Wednesday, January 28, 2009

Anniversary of the Challenger Explosion




At 11:38 a.m. EST, on January 28, 1986, the space shuttle Challenger lifts off from Cape Canaveral, Florida, and Christa McAuliffe is on her way to becoming the first ordinary U.S. civilian to travel into space. McAuliffe, a 37-year-old high school social studies teacher from New Hampshire, won a competition that earned her a place among the seven-member crew of the Challenger. She underwent months of shuttle training but then, beginning January 23, was forced to wait six long days as the Challenger's launch countdown was repeatedly delayed because of weather and technical problems. Finally, on January 28, the shuttle lifted off.

Seventy-three seconds later, hundreds on the ground, including Christa's family, stared in disbelief as the shuttle exploded in a forking plume of smoke and fire. Millions more watched the wrenching tragedy unfold on live television. There were no survivors.

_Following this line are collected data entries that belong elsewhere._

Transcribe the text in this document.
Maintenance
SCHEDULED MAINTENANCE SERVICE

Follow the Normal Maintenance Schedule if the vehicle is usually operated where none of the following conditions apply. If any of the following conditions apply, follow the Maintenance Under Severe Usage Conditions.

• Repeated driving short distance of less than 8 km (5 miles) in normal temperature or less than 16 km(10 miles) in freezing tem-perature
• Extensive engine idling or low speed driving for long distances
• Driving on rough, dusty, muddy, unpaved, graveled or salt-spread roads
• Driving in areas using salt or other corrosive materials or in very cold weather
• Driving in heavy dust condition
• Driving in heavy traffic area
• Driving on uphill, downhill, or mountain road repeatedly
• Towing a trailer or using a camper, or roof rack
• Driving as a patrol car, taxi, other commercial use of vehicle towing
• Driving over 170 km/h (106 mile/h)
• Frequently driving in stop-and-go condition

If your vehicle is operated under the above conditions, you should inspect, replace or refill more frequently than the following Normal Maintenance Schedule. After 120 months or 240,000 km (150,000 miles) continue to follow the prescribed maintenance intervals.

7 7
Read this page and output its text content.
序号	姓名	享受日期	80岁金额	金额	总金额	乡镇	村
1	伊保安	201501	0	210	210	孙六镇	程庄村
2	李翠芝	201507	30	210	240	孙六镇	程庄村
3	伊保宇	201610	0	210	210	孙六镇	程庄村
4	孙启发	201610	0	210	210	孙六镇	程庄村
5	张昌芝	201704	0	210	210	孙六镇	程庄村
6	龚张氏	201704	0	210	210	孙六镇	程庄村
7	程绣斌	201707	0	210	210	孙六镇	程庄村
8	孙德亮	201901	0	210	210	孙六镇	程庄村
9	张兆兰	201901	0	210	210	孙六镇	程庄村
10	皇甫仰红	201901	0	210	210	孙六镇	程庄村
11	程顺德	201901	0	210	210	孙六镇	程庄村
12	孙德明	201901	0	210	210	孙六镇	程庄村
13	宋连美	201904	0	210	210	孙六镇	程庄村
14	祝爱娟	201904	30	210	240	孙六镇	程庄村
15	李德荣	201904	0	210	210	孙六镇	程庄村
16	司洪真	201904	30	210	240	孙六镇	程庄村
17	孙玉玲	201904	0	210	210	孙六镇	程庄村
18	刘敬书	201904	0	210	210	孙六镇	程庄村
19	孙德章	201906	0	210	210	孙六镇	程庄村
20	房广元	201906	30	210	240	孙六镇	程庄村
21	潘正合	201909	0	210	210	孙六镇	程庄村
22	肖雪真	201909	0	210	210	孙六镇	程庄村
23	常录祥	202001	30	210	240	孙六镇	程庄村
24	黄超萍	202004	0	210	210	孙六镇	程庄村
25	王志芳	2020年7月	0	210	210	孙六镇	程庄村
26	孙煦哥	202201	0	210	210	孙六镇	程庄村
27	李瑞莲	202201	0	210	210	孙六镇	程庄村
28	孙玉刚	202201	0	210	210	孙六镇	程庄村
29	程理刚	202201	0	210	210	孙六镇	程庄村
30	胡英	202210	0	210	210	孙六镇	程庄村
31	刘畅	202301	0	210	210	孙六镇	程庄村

In 1976, the National Aeronautics and Space Administration (NASA) unveiled the world's first reusable manned spacecraft, the Enterprise. Five years later, space flights of the shuttle began when Columbia traveled into space on a 54-hour mission. Launched by two solid-rocket boosters and an external tank, only the aircraft-like shuttle entered into orbit around Earth. When the mission was completed, the shuttle fired engines to reduce speed and, after descending through the atmosphere, landed like a glider. Early shuttles took satellite equipment into space and carried out various scientific experiments. The Challenger disaster was the first major shuttle accident.

In the aftermath of the explosion, President Ronald Reagan appointed a special commission to determine what went wrong with Challenger and to develop future corrective measures. The presidential commission was headed by former secretary of state William Rogers, and included former astronaut Neil Armstrong and former test pilot Chuck Yeager. The investigation determined that the explosion was caused by the failure of an "O-ring" seal in one of the two solid-fuel rockets. The elastic O-ring did not respond as expected because of the cold temperature at launch time, which began a chain of events that resulted in the massive explosion. As a result of the explosion, NASA did not send astronauts into space for more than two years as it redesigned a number of features of the space shuttle.

1 comment:

Julie said...

Do you remember being in Spanish class (the same place we'd "met" three weeks earlier) when we found out about this?